All clones show a normal growth behaviour up to a bacitracin concentration of 10 μg/ml. At higher bacitracin concentrations, the growth curves decrease because of cell lyses. The promoter PliaI shows a basal activity of about 10.000 Lumi/OD600. After induction with bacitracin the Lumi/OD600 increases in a concentration depending manner. The highest activity of about 1.5 Mio Lumi/OD600 can be measured after induction with 10-30 μg/ml bacitracin. If the concentration is higher than 100 μg/ml the luminescence of both clones shows a different behaviour. In contrast, the constitutive promoter PliaG shows a constant value of about 10,000 Lumi/OD independent of the bacitracin concentration (data not shown).
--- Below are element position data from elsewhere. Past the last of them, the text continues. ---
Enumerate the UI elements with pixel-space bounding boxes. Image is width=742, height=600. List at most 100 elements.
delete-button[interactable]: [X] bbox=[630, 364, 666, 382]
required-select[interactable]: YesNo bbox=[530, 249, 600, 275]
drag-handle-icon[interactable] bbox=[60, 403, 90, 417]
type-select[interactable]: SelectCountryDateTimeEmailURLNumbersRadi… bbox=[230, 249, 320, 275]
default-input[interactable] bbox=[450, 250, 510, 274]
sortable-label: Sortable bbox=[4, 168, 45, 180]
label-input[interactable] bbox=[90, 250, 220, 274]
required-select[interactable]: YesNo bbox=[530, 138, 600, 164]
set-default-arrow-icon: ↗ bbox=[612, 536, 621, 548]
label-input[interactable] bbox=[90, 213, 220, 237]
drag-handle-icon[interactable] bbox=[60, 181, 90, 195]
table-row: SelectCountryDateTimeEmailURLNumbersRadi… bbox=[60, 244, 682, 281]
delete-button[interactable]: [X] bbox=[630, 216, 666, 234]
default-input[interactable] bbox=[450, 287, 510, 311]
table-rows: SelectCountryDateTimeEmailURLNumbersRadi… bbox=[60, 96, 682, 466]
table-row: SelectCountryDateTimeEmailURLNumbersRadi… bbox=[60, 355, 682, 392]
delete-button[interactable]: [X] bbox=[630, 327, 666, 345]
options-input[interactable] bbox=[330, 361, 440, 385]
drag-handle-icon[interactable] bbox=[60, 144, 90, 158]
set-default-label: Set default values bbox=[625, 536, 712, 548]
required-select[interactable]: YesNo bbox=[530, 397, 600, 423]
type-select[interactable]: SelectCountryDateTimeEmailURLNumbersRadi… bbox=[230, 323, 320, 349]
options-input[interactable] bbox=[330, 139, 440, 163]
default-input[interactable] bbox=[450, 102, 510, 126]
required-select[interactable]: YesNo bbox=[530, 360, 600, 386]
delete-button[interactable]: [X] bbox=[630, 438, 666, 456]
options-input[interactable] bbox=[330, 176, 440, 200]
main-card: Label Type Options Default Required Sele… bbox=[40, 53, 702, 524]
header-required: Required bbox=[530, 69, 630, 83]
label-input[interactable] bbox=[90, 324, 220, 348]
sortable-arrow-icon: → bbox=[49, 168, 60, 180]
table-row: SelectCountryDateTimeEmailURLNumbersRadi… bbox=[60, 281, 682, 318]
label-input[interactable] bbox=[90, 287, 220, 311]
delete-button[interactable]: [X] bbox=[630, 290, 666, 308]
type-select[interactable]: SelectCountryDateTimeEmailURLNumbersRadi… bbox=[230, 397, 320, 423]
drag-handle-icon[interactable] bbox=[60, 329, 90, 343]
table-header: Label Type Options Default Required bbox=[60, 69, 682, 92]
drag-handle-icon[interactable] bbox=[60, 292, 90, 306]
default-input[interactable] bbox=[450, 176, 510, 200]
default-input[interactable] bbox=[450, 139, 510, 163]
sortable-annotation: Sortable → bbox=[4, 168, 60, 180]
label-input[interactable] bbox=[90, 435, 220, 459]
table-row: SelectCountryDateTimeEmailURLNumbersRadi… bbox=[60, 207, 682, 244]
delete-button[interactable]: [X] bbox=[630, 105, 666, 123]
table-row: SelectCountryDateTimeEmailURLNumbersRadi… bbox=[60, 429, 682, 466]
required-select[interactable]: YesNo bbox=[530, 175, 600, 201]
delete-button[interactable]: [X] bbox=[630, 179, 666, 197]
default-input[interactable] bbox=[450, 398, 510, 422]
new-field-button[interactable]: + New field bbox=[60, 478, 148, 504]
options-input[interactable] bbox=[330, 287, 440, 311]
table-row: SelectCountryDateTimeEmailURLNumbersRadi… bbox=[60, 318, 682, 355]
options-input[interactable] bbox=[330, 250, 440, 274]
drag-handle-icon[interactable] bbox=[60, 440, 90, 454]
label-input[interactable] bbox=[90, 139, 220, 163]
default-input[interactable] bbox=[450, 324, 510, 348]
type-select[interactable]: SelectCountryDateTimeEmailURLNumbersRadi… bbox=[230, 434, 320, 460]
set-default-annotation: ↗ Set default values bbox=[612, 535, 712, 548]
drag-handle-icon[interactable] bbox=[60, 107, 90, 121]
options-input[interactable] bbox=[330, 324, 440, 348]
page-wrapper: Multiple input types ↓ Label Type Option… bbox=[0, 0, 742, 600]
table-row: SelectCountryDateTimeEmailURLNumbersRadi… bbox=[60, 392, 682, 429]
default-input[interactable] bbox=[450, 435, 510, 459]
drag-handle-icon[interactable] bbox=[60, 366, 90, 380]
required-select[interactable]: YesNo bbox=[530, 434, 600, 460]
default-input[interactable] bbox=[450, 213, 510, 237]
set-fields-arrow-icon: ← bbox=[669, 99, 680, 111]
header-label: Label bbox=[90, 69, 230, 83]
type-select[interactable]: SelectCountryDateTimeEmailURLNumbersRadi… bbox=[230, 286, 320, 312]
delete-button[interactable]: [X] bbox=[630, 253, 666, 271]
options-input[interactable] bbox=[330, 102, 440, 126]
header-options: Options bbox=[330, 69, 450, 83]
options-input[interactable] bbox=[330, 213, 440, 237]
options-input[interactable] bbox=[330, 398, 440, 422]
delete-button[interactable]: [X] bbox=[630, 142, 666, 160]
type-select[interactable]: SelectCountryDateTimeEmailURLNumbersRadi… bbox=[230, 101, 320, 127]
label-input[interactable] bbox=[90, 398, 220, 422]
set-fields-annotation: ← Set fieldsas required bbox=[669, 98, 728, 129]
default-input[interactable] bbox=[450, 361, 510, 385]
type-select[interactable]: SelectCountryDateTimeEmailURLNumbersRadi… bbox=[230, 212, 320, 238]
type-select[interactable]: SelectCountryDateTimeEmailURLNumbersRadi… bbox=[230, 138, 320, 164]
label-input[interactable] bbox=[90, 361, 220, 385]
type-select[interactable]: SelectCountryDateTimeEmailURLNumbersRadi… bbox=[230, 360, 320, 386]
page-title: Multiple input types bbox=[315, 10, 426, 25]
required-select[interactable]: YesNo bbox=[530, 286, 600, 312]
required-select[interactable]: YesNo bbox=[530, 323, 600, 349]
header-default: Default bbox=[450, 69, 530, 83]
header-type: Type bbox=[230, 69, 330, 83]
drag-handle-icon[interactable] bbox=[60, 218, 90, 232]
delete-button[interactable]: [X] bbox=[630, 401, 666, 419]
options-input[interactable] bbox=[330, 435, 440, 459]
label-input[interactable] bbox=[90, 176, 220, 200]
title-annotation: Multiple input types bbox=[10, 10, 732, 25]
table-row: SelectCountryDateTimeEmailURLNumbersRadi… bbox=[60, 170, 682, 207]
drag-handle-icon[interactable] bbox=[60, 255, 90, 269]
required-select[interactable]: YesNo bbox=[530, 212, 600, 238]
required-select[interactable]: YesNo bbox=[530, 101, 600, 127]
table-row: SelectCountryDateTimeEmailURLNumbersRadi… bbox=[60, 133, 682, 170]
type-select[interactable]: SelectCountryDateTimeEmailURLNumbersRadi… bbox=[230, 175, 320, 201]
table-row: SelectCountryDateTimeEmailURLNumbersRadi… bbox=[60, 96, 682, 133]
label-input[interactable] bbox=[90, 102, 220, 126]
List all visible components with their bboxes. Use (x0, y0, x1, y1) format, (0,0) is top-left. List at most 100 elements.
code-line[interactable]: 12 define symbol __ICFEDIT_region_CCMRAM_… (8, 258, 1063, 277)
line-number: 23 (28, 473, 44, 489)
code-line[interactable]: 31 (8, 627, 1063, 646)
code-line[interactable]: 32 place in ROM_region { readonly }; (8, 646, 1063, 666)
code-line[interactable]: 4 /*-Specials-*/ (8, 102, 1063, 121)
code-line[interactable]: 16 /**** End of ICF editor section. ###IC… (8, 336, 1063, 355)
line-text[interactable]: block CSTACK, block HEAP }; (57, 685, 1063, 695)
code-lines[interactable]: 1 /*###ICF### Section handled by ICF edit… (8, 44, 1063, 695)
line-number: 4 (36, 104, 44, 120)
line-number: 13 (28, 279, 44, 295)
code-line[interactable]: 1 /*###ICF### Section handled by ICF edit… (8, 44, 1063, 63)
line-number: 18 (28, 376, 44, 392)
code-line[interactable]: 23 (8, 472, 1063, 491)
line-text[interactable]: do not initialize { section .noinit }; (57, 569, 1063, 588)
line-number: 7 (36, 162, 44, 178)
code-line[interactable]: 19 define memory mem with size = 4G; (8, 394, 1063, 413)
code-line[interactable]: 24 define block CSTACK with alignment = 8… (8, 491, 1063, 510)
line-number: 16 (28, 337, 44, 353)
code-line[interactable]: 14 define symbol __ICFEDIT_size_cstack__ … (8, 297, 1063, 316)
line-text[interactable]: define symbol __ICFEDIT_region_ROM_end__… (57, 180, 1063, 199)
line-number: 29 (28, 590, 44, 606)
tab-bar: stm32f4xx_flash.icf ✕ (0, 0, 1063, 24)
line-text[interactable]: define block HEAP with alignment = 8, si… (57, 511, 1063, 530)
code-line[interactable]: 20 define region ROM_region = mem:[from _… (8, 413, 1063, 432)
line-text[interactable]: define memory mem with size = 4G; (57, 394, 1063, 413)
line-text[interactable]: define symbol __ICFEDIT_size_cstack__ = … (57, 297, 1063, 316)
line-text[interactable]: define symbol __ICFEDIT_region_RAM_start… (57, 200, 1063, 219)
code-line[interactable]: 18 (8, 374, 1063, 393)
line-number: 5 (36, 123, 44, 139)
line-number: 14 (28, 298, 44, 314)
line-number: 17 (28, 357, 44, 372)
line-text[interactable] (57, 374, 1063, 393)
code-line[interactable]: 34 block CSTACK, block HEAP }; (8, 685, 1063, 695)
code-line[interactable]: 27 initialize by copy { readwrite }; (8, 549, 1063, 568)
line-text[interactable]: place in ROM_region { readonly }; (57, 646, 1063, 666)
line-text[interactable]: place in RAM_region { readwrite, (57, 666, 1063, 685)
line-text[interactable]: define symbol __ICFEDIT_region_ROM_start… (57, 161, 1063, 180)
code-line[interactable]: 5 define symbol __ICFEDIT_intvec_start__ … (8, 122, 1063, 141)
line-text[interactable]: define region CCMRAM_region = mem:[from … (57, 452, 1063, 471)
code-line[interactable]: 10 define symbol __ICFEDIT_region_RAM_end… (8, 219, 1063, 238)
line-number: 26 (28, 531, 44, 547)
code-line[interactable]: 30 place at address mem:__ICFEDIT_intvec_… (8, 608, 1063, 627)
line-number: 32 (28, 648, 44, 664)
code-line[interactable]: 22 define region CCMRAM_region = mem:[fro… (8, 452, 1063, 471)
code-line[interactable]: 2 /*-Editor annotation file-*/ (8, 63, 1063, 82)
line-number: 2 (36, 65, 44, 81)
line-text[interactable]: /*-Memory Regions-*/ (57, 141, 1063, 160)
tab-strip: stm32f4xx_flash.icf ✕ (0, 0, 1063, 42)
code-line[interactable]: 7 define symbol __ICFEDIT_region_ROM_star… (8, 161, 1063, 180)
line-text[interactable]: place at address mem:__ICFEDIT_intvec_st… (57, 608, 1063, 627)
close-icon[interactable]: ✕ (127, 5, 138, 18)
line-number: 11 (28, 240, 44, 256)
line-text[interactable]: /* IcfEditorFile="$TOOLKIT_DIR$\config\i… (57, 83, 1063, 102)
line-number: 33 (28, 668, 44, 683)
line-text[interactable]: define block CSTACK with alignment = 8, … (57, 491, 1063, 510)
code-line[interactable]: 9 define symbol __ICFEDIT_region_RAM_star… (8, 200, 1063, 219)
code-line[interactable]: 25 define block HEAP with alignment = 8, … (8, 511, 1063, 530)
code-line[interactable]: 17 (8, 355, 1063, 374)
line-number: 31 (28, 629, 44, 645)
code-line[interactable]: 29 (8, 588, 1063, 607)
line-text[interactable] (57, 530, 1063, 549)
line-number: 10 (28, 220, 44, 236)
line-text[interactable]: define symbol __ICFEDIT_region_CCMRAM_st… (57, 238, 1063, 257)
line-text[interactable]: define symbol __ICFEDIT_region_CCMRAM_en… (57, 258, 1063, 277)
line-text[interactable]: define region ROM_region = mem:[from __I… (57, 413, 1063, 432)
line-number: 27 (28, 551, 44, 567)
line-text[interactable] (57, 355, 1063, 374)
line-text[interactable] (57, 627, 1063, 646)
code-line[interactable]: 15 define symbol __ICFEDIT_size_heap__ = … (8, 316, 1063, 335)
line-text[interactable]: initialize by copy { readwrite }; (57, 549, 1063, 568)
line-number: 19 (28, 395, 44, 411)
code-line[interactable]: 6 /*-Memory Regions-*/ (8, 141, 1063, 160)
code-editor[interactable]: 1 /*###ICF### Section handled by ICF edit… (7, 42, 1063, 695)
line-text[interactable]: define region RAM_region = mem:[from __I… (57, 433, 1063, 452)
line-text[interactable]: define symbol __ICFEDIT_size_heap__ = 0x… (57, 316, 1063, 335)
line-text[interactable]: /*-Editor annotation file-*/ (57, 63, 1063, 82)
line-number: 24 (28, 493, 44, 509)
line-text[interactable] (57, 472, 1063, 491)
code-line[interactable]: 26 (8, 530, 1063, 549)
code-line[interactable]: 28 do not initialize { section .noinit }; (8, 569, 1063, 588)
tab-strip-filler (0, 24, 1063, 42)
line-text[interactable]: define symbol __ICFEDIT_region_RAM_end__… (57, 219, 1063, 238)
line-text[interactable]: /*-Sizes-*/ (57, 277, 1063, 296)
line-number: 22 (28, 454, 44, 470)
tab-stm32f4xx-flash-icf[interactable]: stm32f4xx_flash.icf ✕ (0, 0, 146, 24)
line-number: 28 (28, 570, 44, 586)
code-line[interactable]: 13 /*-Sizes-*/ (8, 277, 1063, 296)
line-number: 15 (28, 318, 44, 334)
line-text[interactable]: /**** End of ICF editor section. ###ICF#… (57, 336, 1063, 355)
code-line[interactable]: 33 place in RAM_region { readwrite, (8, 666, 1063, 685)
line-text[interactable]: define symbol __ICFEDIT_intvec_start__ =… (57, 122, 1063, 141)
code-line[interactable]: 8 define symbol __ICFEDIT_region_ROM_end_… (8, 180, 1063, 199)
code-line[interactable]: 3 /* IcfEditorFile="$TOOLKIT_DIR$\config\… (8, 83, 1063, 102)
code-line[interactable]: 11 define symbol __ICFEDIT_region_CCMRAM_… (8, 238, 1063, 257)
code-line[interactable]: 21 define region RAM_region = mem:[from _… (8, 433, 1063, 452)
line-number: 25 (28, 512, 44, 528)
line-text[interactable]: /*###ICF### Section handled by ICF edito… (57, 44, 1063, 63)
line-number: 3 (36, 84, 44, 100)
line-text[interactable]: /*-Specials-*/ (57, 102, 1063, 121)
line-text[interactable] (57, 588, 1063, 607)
To better illustrate the PliaI activity as a function of the bacitracin concentration, data from one timepoint (t=3.5h) of the experiment (Fig. 1) is plotted against the bacitracin concentration (Fig. 2).
|
β-galactosidase assays
The inducible promoter PliaI was also evaluated with the reporter vector pSBBs1C-lacZ . (Fig. 3).
|
The β-galactosidase assay of the inducible Bacillus promoter PliaI was repeated three times. We induced with bacitracin (20μg/ml) when the cultures reached an OD600 of 0.4. PliaI only shows marginal basal activity without induction. After induction a promoter activity of up to 500 Miller Units was measured. In summary, the promoter activity is induced about 500 fold in the presence of bacitracin.